Commemoration at Ankara train station

Commemoration at Ankara train station © Deniz Kimyon Tuna, October 2018

In this article, Deniz Kimyon Tuna, Associate Researcher at Géographie-Cités, analyses the politics of confronting atrocity and try to situate this politics within the right to memory.

On 10 October 2015, thousands of people gathered for a political rally at a public square in front of the Ankara train station in Turkey. At 10:04 a.m., two bombs planted by the Islamic State of Iraq and Syria (ISIS) struck the demonstration area, leaving behind a space ravaged by blood, cries and pain. Following the brutal attack, the space of Ankara Train Station Square changed in profound ways for survivors. Today, nearly a decade later, people continue to gather in the square on the tenth day of every month to commemorate their comrades who were assassinated in this space.

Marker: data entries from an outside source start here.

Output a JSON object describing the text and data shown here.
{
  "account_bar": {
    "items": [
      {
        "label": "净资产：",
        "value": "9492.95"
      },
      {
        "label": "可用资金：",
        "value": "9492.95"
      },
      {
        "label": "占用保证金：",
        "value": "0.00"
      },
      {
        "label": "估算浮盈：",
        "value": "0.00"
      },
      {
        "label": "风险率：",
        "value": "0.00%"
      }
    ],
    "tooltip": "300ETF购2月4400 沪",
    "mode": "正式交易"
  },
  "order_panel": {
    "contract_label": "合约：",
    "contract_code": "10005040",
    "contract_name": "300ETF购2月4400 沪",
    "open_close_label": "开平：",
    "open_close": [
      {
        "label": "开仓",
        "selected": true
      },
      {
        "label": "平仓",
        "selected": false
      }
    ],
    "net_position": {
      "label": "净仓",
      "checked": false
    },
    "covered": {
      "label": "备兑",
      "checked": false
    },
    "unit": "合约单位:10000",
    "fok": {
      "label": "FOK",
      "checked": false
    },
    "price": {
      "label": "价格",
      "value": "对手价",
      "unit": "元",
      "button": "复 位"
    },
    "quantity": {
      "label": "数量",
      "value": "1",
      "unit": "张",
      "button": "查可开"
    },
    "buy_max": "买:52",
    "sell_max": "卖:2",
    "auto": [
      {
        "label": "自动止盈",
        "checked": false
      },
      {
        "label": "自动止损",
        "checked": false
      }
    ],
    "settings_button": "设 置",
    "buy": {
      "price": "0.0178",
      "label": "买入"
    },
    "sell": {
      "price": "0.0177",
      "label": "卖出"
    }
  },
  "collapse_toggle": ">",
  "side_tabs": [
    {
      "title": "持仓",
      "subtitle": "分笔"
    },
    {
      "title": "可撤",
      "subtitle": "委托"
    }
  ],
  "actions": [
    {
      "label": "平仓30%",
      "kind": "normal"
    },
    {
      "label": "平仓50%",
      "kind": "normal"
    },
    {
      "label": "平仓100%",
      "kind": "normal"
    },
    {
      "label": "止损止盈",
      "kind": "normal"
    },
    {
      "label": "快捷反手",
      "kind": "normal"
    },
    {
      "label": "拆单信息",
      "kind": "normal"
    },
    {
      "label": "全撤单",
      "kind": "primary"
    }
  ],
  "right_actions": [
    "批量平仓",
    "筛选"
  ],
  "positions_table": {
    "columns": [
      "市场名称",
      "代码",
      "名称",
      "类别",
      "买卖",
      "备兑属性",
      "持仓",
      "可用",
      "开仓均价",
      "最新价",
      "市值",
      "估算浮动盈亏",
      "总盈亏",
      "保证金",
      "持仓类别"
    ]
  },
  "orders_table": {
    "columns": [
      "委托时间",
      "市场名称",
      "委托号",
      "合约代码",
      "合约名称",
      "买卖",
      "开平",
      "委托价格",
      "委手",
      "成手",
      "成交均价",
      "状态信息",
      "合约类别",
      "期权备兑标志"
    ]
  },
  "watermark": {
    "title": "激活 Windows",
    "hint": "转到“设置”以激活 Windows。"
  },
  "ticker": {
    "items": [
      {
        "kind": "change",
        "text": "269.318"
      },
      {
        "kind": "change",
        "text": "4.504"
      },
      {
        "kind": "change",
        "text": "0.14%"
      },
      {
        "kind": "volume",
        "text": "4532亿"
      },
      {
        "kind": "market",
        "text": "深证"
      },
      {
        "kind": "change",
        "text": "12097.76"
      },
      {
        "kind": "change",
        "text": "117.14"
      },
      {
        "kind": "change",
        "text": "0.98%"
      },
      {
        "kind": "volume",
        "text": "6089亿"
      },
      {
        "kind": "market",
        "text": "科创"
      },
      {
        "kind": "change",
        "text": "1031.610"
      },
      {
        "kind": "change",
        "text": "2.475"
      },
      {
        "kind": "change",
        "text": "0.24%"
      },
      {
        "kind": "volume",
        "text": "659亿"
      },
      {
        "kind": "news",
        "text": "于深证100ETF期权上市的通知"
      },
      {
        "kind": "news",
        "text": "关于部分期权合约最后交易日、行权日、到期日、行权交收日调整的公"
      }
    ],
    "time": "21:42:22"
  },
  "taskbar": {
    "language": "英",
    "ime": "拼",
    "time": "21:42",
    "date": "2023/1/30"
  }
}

In this article, Deniz Kimyon Tuna draws on a substantial body of literature on memorials and public spaces, as well as on urban conflicts related to the delimitation of traumatic spaces and the spatialization of memory, in order to examine the processes and experiences connected to these spaces as struggles for justice. The analysis focuses on a particular aspect of the aftermath of the attack: a design competition intended to initiate the transformation of an urban space marked by trauma and political contestation. Through this competition, the author examines the political dynamics at play in the recognition and memorialization of the atrocity, and seeks to situate this reflection within the framework of the right to memory, a crucial yet often overlooked issue in thinking and action surrounding the right to the city.